Once you have a count of projects per borough, you have to decide how you want to calculate proportions. In particular, you need to figure out what your denominator is. Do you want the proportion of all projects within each borough (e.g. X% of projects in the Bronx are affordable housing, Y% in the Bronx are approved work, and so on until 100% of the projects in the Bronx are accounted for), so that each borough constitutes 100%? Do you want the proportion of boroughs for each project (e.g. X% of affordable housing projects are in the Bronx, Y% of affordable housing projects are in Brooklyn, and so on until 100% of the affordable housing projects are accounted for). This is where the second group_by()
matters.
For example, if you group by borough and then use mutate to calculate the proportion, the proportion in each borough will add up to 100%. Notice the denominator column here—it’s unique to each borough (1169 for the Bronx, 2231 for Brooklyn, etc.).
|>
essential group_by(BOROUGH, CATEGORY) |>
summarize(totalprojects = n()) |>
group_by(BOROUGH) |>
mutate(denominator = sum(totalprojects),
proportion = totalprojects / denominator)
#> # A tibble: 33 × 5
#> # Groups: BOROUGH [5]
#> BOROUGH CATEGORY totalprojects denominator proportion
#> <fct> <fct> <int> <int> <dbl>
#> 1 Bronx Affordable Housing 80 1169 0.0684
#> 2 Bronx Approved Work 518 1169 0.443
#> 3 Bronx Homeless Shelter 1 1169 0.000855
#> 4 Bronx Hospital / Health Care 55 1169 0.0470
#> 5 Bronx Public Housing 276 1169 0.236
#> 6 Bronx Schools 229 1169 0.196
#> 7 Bronx Utility 10 1169 0.00855
#> 8 Brooklyn Affordable Housing 168 2231 0.0753
#> 9 Brooklyn Approved Work 1223 2231 0.548
#> 10 Brooklyn Hospital / Health Care 66 2231 0.0296
#> # … with 23 more rows
If you group by category instead, the proportion within each category will add to 100%. Notice how the denominator for affordable housing is 372, approved work is 4189, and so on.
|>
essential group_by(BOROUGH, CATEGORY) |>
summarize(totalprojects = n()) |>
group_by(CATEGORY) |>
mutate(denominator = sum(totalprojects),
proportion = totalprojects / denominator)
#> # A tibble: 33 × 5
#> # Groups: CATEGORY [7]
#> BOROUGH CATEGORY totalprojects denominator proportion
#> <fct> <fct> <int> <int> <dbl>
#> 1 Bronx Affordable Housing 80 372 0.215
#> 2 Bronx Approved Work 518 4189 0.124
#> 3 Bronx Homeless Shelter 1 5 0.2
#> 4 Bronx Hospital / Health Care 55 259 0.212
#> 5 Bronx Public Housing 276 1014 0.272
#> 6 Bronx Schools 229 1280 0.179
#> 7 Bronx Utility 10 90 0.111
#> 8 Brooklyn Affordable Housing 168 372 0.452
#> 9 Brooklyn Approved Work 1223 4189 0.292
#> 10 Brooklyn Hospital / Health Care 66 259 0.255
#> # … with 23 more rows
You can also ungroup completely before calculating the proportion.

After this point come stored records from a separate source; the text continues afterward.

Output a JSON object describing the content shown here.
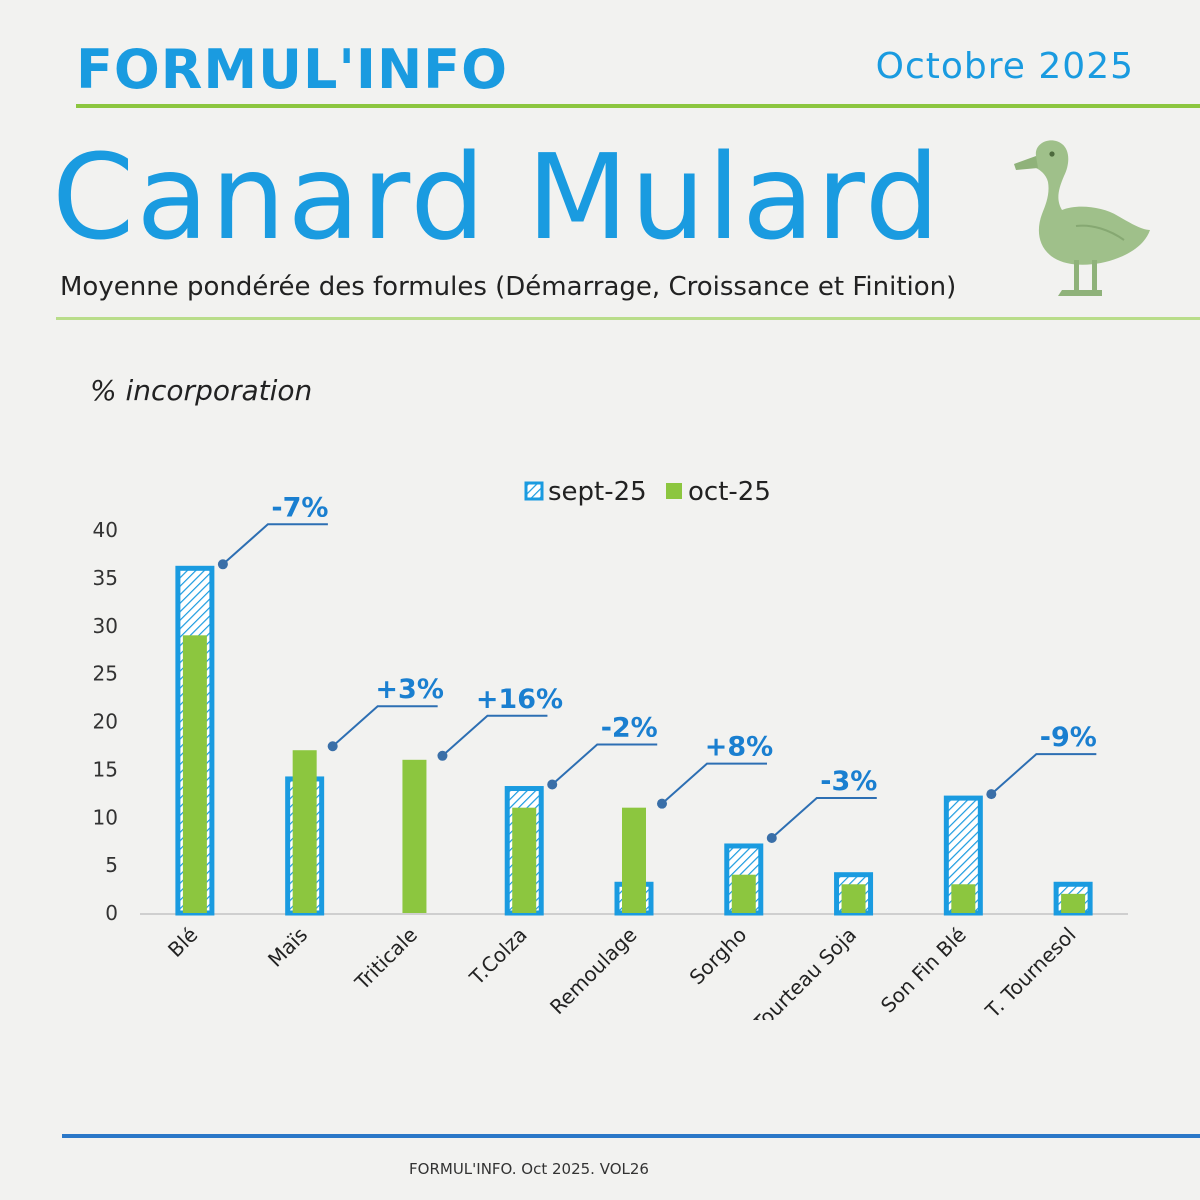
{
  "header": {
    "brand": "FORMUL'INFO",
    "date": "Octobre 2025",
    "title": "Canard Mulard",
    "subtitle": "Moyenne pondérée des formules (Démarrage, Croissance et Finition)"
  },
  "footer": {
    "text": "FORMUL'INFO. Oct 2025. VOL26"
  },
  "colors": {
    "sept": "#1a9be0",
    "oct": "#8cc63f",
    "annotation": "#1a7fd0"
  },
  "icons": {
    "duck": "duck-icon"
  },
  "chart_data": {
    "type": "bar",
    "ylabel": "% incorporation",
    "ylim": [
      0,
      40
    ],
    "yticks": [
      "0",
      "5",
      "10",
      "15",
      "20",
      "25",
      "30",
      "35",
      "40"
    ],
    "categories": [
      "Blé",
      "Maïs",
      "Triticale",
      "T.Colza",
      "Remoulage",
      "Sorgho",
      "Tourteau Soja",
      "Son Fin Blé",
      "T. Tournesol"
    ],
    "series": [
      {
        "name": "sept-25",
        "values": [
          36,
          14,
          0,
          13,
          3,
          7,
          4,
          12,
          3
        ]
      },
      {
        "name": "oct-25",
        "values": [
          29,
          17,
          16,
          11,
          11,
          4,
          3,
          3,
          2
        ]
      }
    ],
    "annotations": [
      "-7%",
      "+3%",
      "+16%",
      "-2%",
      "+8%",
      "-3%",
      "",
      "-9%",
      ""
    ],
    "legend": "top",
    "grid": false
  }
}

This makes it so the entire proportion column adds to 100%:
|>
essential group_by(BOROUGH, CATEGORY) |>
summarize(totalprojects = n()) |>
ungroup() |>
mutate(denominator = sum(totalprojects),
proportion = totalprojects / denominator)
#> # A tibble: 33 × 5
#> BOROUGH CATEGORY totalprojects denominator proportion
#> <fct> <fct> <int> <int> <dbl>
#> 1 Bronx Affordable Housing 80 7209 0.0111
#> 2 Bronx Approved Work 518 7209 0.0719
#> 3 Bronx Homeless Shelter 1 7209 0.000139
#> 4 Bronx Hospital / Health Care 55 7209 0.00763
#> 5 Bronx Public Housing 276 7209 0.0383
#> 6 Bronx Schools 229 7209 0.0318
#> 7 Bronx Utility 10 7209 0.00139
#> 8 Brooklyn Affordable Housing 168 7209 0.0233
#> 9 Brooklyn Approved Work 1223 7209 0.170
#> 10 Brooklyn Hospital / Health Care 66 7209 0.00916
#> # … with 23 more rows
Which one you do is up to you—it depends on the story you’re trying to tell.